Bien que le système de refroidissement soit entièrement automatisé, Goran Perinic et Thierry Dupont, après avoir consacré six ans à ce projet, ont passé les trois dernières semaines au chevet de la centrale, dans la salle de contrôle ou chez eux, devant leur ordinateur, à surveiller de près le lent processus de mise en froid pour être prêts à intervenir à la moindre alerte.

«C'est gratifiant d'apporter une contribution même modeste à une technologie qui a ses racines à Genève», souligne Goran Perinic. «Il y a un peu plus de 128 ans, Raoul Pictet était le premier à porter un gaz à une température cryogénique et à le liquéfier, à l'Université de Genève. A l'époque, je doute qu'il ait imaginé l'application que pourrait avoir cette réalisation.»
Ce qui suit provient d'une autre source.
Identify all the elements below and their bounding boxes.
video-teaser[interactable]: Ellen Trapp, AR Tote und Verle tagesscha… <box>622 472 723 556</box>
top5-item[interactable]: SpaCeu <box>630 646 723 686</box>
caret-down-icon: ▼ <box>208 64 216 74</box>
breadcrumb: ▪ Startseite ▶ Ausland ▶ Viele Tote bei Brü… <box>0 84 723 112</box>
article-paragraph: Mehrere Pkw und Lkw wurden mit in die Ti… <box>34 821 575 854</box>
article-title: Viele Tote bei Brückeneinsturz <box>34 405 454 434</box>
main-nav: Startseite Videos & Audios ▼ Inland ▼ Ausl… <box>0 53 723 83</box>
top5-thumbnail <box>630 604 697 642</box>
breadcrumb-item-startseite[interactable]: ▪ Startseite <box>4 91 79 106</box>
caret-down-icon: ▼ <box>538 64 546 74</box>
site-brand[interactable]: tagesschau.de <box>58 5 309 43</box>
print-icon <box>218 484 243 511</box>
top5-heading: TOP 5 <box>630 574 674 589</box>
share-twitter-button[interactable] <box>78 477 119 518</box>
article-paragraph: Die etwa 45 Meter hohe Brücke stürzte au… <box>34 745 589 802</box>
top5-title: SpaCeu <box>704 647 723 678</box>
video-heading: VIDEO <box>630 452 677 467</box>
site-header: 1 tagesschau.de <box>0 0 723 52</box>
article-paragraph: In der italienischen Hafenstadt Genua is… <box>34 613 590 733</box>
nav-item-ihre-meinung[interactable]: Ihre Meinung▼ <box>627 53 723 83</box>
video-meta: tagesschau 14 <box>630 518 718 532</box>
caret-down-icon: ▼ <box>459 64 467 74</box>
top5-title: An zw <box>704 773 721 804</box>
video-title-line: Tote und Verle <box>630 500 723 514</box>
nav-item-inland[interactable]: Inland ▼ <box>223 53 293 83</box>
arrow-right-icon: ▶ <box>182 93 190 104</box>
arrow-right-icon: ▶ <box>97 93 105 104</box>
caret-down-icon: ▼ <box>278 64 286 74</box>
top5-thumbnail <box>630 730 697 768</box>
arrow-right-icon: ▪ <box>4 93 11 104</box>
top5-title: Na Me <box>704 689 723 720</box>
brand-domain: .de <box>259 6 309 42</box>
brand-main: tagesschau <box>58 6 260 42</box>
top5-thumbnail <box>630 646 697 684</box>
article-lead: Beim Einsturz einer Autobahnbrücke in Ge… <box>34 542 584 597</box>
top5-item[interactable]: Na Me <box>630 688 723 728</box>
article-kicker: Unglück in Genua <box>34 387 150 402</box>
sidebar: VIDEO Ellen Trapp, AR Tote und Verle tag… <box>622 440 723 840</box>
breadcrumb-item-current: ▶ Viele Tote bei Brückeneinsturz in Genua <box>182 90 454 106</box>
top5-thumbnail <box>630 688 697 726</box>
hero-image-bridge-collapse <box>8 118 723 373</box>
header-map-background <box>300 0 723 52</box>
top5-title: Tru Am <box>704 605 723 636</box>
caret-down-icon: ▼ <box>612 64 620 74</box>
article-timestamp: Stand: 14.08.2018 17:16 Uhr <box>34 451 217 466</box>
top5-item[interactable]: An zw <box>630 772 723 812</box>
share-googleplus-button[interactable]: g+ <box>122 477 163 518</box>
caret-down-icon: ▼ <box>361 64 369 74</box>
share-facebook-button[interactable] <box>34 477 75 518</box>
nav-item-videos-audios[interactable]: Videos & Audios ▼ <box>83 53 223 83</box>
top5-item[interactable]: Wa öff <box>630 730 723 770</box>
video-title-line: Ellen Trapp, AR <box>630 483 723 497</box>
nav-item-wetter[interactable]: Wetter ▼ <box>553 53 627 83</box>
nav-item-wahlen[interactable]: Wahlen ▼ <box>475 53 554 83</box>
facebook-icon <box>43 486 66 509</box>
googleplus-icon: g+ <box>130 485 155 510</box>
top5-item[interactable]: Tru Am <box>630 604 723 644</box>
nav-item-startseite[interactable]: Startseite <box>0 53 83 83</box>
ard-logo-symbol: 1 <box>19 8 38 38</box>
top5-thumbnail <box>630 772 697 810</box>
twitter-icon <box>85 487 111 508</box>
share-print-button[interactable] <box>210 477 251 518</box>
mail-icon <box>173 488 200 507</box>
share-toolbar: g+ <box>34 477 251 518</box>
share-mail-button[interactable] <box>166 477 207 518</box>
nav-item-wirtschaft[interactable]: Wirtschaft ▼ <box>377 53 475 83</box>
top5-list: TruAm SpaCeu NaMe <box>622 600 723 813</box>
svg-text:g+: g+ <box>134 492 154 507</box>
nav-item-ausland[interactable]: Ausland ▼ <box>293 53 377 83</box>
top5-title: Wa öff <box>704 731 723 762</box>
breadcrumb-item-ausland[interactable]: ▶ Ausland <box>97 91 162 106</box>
Le solénoïde a été conçu pour produire à son intensité nominale de 20 000 ampères une induction magnétique de 4 teslas, soit près de 100 000 fois celle du champ magnétique terrestre. Il stockera une quantité d'énergie (2,7 gigajoules) suffisante pour faire fondre 18 tonnes d'or. La bobine supraconductrice sera maintenue à sa température d'exploitation en vue des essais magnétiques qui commenceront en mai, puis elle sera descendue dans la caverne de CMS, à 90 m sous terre, avant la fin de l'année.